Do you ever get annoyed when the doctor, who you have been seeing for years, asks what medications you are taking? Ever think to yourself, “Well, you’re my doctor, you should know what I’m taking”?
Well, your doctor has very good reasons for asking you what you are taking, even if you have been seeing them for years. To name a few…
- Another doctor may have prescribed a medication
- You may have stopped taking or self modified the dosage to one or more of your medications
- You may have started taking something new that is over the counter
There are thousands of medications on the market (prescription, over the counter, vitamins & supplements and illegal) that people utilize on a daily basis. Also, many adults have multiple physicians that they see for a number of reasons and you should never assume that your physicians communicate with each other regarding your care! And remember…you should include any vitamins & supplements you may be taking.

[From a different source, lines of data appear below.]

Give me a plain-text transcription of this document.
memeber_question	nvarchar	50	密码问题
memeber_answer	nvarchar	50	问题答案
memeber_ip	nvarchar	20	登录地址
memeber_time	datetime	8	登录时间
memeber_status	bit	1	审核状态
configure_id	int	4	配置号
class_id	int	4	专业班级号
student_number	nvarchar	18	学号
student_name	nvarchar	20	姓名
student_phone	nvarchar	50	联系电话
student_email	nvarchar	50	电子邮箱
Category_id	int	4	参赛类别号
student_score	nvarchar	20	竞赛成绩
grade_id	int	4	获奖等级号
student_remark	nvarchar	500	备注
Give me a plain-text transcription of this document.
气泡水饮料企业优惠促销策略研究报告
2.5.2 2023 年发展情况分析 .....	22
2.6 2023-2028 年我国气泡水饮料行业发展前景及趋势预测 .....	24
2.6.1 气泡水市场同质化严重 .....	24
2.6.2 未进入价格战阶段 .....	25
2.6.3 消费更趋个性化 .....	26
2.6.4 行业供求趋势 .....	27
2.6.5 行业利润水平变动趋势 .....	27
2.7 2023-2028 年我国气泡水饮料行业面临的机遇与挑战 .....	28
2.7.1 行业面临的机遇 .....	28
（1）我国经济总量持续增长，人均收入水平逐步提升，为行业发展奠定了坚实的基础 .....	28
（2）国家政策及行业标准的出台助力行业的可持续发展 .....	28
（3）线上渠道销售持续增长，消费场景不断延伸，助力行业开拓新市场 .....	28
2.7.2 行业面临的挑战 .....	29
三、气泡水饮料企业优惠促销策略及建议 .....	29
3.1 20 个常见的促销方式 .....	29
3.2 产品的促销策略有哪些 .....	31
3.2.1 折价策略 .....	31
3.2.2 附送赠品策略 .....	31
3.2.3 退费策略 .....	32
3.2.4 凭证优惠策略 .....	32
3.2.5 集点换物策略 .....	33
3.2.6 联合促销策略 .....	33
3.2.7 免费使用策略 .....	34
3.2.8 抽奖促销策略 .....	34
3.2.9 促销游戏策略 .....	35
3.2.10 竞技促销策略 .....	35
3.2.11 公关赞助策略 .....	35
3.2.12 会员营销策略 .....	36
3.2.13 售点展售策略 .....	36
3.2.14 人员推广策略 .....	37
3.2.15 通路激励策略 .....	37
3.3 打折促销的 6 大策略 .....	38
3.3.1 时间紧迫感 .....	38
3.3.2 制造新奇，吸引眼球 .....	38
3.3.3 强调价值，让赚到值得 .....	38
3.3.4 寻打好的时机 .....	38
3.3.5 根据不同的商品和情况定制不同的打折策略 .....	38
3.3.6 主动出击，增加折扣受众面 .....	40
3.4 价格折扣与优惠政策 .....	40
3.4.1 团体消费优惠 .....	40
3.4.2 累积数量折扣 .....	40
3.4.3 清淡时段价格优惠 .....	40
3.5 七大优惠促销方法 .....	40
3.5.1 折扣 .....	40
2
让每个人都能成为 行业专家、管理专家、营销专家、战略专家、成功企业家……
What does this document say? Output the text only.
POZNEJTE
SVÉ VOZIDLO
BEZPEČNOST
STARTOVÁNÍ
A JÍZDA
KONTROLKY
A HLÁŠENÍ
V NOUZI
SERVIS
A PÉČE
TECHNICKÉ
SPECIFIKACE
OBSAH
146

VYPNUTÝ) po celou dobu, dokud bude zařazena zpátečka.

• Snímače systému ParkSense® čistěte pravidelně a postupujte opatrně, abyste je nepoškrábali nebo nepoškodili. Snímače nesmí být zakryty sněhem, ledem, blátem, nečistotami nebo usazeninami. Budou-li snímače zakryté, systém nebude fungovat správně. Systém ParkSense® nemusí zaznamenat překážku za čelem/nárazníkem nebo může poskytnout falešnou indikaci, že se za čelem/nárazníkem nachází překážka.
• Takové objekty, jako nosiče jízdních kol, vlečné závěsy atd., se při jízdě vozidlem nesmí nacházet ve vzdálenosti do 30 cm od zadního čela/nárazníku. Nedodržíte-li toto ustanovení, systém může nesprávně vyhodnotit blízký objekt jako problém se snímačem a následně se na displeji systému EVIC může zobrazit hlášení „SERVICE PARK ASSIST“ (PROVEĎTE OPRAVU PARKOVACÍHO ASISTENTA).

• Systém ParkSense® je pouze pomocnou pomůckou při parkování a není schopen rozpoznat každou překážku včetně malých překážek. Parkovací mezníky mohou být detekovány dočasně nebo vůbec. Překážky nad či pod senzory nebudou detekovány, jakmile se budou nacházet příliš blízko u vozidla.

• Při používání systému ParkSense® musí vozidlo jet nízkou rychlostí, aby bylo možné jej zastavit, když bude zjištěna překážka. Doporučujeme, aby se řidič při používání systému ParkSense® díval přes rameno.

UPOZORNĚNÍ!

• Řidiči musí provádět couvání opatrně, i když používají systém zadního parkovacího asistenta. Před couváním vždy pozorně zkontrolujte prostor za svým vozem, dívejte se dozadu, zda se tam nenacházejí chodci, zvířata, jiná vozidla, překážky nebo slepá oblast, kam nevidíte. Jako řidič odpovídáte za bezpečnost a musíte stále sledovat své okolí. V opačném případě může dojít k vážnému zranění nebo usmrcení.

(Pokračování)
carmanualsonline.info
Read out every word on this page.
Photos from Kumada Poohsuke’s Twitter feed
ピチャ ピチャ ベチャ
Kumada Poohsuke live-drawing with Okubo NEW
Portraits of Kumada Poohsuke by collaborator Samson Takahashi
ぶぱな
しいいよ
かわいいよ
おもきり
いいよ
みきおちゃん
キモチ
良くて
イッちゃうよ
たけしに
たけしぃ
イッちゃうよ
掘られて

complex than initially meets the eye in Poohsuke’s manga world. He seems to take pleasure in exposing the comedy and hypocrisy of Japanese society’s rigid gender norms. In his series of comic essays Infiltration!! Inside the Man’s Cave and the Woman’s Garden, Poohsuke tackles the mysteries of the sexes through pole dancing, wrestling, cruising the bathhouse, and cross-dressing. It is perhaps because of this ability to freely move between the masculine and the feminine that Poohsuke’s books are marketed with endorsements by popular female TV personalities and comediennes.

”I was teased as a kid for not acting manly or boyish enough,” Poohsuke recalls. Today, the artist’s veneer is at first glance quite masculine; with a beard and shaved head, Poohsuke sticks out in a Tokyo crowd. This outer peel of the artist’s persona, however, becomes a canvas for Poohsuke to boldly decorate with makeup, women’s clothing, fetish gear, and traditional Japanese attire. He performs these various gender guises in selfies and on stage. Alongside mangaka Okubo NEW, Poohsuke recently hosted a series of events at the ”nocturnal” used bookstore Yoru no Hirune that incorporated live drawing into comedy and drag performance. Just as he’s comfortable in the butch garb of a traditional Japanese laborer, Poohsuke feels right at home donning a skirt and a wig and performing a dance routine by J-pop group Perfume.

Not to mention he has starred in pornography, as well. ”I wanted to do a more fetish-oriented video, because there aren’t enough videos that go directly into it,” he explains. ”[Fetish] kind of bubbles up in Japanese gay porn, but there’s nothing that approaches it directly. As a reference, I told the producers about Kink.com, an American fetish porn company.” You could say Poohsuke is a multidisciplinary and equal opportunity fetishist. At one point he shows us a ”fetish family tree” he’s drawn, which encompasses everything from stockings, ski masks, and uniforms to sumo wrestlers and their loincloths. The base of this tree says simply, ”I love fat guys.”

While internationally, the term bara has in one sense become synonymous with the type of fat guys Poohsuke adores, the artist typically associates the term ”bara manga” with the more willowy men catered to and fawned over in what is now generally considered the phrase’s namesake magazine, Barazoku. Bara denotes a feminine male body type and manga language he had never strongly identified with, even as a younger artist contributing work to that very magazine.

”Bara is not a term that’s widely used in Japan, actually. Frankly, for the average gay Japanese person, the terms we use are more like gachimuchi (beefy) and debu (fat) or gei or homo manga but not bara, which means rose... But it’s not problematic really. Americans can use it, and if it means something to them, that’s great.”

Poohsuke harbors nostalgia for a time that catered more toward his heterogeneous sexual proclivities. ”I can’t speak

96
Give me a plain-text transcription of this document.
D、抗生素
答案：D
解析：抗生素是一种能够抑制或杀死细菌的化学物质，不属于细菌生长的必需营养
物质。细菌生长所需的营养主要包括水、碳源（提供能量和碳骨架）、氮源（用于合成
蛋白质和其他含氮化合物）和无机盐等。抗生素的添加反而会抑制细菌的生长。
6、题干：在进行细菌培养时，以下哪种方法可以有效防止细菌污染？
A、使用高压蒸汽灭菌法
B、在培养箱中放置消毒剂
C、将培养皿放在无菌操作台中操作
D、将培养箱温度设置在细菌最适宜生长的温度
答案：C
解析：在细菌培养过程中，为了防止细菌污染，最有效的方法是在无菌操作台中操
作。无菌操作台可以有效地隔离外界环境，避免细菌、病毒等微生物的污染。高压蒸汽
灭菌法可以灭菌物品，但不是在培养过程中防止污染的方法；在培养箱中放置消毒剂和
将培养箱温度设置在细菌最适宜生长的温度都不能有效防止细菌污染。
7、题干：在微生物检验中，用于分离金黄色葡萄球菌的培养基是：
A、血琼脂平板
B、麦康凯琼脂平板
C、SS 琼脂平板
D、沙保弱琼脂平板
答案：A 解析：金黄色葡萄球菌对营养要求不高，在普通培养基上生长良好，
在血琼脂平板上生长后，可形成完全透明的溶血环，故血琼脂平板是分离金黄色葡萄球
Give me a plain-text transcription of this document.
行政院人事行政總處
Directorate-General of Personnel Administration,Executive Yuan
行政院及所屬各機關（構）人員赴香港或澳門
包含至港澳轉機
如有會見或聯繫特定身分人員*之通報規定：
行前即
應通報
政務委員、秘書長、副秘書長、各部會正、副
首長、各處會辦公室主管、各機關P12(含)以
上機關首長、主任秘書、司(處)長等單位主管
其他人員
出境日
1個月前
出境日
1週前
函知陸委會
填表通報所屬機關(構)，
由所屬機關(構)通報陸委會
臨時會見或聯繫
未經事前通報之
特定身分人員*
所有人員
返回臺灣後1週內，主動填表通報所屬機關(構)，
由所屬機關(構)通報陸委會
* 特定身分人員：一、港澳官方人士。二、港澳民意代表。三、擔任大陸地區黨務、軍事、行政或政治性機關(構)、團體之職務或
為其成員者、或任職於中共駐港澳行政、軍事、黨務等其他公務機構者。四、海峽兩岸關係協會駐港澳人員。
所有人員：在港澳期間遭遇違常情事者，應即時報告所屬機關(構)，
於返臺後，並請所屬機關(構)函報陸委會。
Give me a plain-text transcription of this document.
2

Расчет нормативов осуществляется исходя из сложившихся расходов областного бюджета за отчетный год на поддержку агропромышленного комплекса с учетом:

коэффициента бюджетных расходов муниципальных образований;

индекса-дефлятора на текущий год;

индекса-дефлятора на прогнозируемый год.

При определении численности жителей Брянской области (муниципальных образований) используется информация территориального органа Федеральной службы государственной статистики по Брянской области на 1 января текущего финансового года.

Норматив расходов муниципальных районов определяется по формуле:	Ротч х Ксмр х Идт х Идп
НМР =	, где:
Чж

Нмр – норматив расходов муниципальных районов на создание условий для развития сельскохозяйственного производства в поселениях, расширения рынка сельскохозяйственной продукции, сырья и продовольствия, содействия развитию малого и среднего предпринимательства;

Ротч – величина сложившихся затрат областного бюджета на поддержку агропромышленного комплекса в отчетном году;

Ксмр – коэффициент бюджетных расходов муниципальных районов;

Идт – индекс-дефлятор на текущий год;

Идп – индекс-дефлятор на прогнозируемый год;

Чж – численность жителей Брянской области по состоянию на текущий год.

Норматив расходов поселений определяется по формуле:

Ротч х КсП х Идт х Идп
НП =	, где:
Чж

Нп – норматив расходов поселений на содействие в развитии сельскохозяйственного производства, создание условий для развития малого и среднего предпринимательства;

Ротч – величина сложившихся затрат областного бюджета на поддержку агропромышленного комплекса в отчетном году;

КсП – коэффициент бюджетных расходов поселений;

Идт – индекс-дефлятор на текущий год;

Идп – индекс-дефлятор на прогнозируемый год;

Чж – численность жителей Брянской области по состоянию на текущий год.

In this day and age it is important that you be proactive about your own medical care. Many preventable errors occur simply because the patient didn’t mention it to their doctor. You should always know the drug name (or have it written down for those hard-to-spell/hard-to-pronounce ones) and why you are taking it. Almost daily I run into patients that either have no idea what they are taking or don’t know why they are taking it.
3 reasons why you should know what medications you are taking:
- food interactions
- drug interaction
- side effects
Food Interactions: Many medications will react negatively with certain foods. Grapefruit, for example, can affect over 20 different medications!
Drug Interactions & Side Effects are more of what I see clinically. Many of my patients have a laundry list of medications that they take daily along with numerous vitamins, all of which interact with each other in some way, whether it be positively or negatively.
In the past year I have seen a patient with joint pain that was actually due to their cholesterol medication, a patient that was dizzy due to a medication interaction, and a patient sent to therapy for gait training (learning to walk correctly) due to lack of coordination that was also simply due to medication.
However, the worst drug interaction story I have heard yet was told to me during an internship. Here’s the shortened version… Pat (as we will call her) had been quite sick for several years with multiple diagnoses. She was taking xx medications per day and rapidly going downhill and the doctors finally said she only had a few days at best. She was bedridden and unable to care for herself. She decided that if she was going to die she would stop taking her medications to prolong the process. After 2 days of no meds she walked in to her kitchen to see her husband looking at her with disbelief. The excessive amounts of medications that she had been prescribed by multiple physicians were interacting with each other and causing a number of her problems. Now, that she was able to walk and care for herself again she chose a single specialized physician and they determined a set regimen of needed medications to help her, but not cause further issues.
Multiple medications are often needed to treat a patient, however if the doctors don’t have the full medication list they may prescribe things that in conjunction will actually make the patient worse or bring about new symptoms.
Do you know what medications you are taking and why you take them? -Don’t forget the vitamins & supplements too!!